Thanks Earle for the quick reply! 😃

Some points that may help you in your debug:

* The 2 cores share 8K of stack with no guards between them

  * If Core0 goes > 4K on-stack in your code then Core1 will be corrupted

* EEPROM data is on the heap, not the stack, so that's not material

This is very useful info and seems like a likely culprit! By 4096-byte buffers, I meant the buffers that I am using in a few functions to read/write data, which I know will be at most 4096 bytes. Is there any general best practice/rule of thumb you would suggest to avoid this? I was allocating these on the stack because my habit is to limit variables to the scope in which they are needed (in order to save RAM etc), but I hadn't considered that I could overflow the stack so easily. Now that I know that's most likely the problem here it should be easy to fix, but I'd like to make sure I'm following all the best practices and avoid this kind of thing happening in the future.

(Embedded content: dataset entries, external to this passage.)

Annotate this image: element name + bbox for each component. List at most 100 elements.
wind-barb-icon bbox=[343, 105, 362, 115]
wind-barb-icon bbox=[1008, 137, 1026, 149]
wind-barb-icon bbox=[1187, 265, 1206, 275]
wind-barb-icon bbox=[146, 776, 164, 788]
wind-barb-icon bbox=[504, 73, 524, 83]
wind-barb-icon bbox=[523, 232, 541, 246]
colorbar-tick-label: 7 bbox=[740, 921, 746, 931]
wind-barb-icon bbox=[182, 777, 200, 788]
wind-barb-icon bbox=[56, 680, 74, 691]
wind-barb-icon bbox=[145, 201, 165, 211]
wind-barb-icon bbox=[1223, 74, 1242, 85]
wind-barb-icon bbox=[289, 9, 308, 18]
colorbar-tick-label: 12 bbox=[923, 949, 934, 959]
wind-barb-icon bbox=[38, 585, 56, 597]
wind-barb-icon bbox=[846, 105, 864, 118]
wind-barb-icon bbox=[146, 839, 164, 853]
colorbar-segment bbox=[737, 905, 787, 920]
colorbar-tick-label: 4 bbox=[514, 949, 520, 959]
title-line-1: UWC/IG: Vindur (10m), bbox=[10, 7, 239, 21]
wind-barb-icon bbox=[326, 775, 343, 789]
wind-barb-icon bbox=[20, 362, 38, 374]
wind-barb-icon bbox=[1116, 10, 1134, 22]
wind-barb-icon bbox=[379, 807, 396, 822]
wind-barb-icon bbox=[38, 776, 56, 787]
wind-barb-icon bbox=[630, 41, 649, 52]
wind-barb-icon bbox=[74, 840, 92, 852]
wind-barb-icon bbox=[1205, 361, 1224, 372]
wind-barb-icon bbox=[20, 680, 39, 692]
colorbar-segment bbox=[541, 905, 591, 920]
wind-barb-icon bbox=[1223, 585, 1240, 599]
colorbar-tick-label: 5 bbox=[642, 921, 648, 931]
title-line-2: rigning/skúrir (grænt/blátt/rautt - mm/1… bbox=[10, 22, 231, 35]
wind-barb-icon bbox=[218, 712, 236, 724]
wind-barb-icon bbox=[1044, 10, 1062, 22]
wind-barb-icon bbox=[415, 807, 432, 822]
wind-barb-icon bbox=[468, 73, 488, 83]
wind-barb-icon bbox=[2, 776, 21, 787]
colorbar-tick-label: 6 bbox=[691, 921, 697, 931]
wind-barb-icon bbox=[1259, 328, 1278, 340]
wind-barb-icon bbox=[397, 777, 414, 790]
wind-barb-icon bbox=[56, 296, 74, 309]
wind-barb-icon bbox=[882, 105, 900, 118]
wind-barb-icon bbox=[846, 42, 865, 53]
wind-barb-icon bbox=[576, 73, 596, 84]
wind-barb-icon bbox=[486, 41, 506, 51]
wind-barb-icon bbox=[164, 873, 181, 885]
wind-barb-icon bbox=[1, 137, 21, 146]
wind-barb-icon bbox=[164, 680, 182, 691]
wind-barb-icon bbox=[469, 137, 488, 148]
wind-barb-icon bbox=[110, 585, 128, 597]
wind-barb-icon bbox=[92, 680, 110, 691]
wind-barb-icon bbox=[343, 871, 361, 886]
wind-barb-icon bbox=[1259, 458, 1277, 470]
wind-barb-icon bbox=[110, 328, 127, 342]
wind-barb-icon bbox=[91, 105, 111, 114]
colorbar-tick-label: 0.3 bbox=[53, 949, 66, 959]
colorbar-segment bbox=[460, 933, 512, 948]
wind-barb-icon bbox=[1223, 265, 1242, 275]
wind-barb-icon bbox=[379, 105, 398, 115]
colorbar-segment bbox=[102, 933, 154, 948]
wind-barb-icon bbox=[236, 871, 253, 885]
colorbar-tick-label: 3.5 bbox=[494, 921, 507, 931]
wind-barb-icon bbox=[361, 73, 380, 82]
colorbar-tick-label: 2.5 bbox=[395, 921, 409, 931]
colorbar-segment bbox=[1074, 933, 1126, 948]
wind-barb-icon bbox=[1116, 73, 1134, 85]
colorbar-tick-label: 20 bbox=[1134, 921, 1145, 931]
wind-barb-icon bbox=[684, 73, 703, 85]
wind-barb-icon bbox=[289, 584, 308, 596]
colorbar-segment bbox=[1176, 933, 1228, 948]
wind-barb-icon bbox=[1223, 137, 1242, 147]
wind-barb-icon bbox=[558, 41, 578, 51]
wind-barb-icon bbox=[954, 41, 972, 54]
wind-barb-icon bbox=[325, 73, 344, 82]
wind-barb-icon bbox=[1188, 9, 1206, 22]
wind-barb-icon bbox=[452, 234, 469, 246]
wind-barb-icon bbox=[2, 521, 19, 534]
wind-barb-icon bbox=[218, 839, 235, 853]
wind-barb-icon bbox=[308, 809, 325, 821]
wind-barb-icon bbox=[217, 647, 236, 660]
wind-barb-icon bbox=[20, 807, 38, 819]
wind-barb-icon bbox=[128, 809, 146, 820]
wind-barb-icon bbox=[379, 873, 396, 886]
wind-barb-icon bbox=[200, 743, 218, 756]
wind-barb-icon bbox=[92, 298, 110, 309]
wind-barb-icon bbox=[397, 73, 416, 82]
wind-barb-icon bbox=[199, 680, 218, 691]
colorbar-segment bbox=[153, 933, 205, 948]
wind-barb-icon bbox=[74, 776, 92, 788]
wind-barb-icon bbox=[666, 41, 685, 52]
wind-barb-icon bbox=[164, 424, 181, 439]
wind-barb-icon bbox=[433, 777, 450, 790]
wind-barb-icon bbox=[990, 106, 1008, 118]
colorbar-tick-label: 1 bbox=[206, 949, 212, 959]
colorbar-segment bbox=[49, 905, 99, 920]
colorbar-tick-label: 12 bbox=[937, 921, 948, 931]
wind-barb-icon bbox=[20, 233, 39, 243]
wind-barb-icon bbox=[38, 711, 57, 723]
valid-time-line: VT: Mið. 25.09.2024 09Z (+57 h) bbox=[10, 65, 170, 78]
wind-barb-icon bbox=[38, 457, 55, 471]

Also, is this info about the stack documented anywhere? It seems likely to me that it may have been the culprit in #1561 and #1479 as well, and I'd say it's an important thing to be aware of. Maybe a note in here would be good? https://arduino-pico.readthedocs.io/en/latest/multicore.html

  * If you have some way of causing a fault immediately when Core0 > 4K stack, a PR would be welcome!

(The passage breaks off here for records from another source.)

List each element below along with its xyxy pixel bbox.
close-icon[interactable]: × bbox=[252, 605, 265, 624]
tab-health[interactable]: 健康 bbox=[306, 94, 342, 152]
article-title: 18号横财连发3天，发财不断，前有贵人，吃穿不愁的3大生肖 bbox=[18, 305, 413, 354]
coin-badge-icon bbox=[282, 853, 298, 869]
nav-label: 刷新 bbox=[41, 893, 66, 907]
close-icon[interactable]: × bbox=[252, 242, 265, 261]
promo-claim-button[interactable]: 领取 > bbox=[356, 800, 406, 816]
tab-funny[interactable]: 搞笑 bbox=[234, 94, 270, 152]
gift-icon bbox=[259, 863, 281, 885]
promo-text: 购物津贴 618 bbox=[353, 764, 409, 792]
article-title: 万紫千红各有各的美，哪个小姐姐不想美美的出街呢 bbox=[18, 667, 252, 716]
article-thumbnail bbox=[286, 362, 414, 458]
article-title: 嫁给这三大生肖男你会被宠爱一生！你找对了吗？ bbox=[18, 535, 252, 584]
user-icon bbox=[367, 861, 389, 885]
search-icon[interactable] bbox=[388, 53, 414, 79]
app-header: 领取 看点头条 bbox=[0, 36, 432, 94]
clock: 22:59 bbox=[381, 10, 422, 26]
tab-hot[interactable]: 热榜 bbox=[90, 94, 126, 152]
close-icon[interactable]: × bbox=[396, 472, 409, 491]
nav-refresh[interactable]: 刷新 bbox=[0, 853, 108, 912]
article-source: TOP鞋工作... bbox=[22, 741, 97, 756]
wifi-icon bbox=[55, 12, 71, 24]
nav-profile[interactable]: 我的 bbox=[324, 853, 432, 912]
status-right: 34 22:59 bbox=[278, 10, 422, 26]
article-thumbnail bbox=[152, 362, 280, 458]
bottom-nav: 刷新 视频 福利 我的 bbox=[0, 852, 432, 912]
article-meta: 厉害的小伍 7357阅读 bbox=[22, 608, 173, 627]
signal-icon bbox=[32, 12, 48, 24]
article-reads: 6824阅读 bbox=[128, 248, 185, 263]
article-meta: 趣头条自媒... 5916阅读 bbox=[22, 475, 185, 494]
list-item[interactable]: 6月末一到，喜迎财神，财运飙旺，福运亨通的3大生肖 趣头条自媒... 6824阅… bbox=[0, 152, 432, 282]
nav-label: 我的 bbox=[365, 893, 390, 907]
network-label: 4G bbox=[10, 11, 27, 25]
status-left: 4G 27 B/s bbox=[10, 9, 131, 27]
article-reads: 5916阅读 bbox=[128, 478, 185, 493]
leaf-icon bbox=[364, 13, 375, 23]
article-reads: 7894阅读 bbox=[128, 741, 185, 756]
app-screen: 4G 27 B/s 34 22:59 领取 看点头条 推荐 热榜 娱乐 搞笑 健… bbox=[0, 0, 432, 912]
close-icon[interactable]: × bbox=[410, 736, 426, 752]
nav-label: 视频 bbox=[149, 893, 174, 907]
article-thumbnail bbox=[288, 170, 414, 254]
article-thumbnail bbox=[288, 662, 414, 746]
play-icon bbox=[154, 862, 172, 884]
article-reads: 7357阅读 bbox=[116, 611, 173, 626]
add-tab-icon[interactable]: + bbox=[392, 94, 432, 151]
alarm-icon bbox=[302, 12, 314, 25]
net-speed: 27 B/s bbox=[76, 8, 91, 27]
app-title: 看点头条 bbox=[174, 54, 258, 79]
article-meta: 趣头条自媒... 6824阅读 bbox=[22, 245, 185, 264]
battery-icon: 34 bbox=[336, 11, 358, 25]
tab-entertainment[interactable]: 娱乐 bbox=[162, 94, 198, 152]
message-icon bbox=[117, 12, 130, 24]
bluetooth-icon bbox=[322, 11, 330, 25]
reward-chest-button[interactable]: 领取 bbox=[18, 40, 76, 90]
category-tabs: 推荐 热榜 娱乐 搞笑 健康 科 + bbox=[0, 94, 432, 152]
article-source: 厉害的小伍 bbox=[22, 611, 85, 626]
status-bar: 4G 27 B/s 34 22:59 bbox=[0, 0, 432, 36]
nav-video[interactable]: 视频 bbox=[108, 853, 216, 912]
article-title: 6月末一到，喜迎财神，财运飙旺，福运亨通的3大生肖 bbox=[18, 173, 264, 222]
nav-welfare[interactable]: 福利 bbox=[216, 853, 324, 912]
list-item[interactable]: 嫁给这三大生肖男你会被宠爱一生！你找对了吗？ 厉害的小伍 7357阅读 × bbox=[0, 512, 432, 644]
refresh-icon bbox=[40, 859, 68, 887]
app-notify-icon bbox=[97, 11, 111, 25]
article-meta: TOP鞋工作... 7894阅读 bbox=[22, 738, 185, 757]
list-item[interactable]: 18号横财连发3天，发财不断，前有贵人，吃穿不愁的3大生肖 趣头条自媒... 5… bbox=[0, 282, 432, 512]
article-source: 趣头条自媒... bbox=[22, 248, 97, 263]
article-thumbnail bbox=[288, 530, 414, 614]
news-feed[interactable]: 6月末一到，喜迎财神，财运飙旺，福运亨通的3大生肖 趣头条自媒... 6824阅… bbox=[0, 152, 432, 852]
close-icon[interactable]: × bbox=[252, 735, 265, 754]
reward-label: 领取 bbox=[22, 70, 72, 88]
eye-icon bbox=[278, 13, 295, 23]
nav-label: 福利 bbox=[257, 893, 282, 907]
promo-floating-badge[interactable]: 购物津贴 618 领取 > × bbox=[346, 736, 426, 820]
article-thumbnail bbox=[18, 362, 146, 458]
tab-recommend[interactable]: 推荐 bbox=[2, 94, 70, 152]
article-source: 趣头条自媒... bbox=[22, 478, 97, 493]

I certainly don't at this point as I didn't know this was the problem, but that sounds like it would be a great feature to have. I'm guessing if you overrun the entire 8K it already causes a fault?

* If you manually call the `idleOtherCore`/`resumeOtherCore` you better disable IRQs in the proper order, too, around it.

Just curious, if this is always necessary when using these functions, is there any particular reason not to have noInterrupts() and interrupts() called within idleOtherCore() and resumeOtherCore()?

  * Deadlock is easy to see if you hook up a PicoProbe

I do have a Picoprobe setup. How would I check for deadlock specifically? Though that doesn't seem to be my problem anyway.

[earlephilhower]

The stack is the same as the Pico SDK setup, so I guess I assumed it was kind of obvious. My rule of thumb is anything larger than 128 bytes should probably be on the heap. There are certain GCC options you can add to warn when you have stack allocations above your chosen size.

WRT noInterrupts that's really an app setup thing. It's not specifically needed, but if there is a possibility your IRQ could go a long time (and the other core is doing something that can't be frozen for the entirety of it), or could try and get, say, a mutex held by the frozen other core, then you obviously need it.

In general there's very little reason for a multicore app to actually need to freeze the other core (we do it here because to write to flash you need to run both cores out of RAM). Mutexes and semaphores are multicore safe and all that's needed in the vast majority of cases.

For deadlock detection, you can just look at where thread 0 and thread 1 are at in GDB. If they're both stuck in a mutex wait or the idleOtherCore bit it's pretty obvious.

[JonnyHaystack]

Okay that's perfect, thanks again. Moving the large buffers to heap solved all the issues I was having so will close this now.

[minisbett]

Okay that's perfect, thanks again. Moving the large buffers to heap solved all the issues I was having so will close this now.

Thanks a lot for bringing this up again with a bit more experience in this topic! I hope to find success with this in mind as well.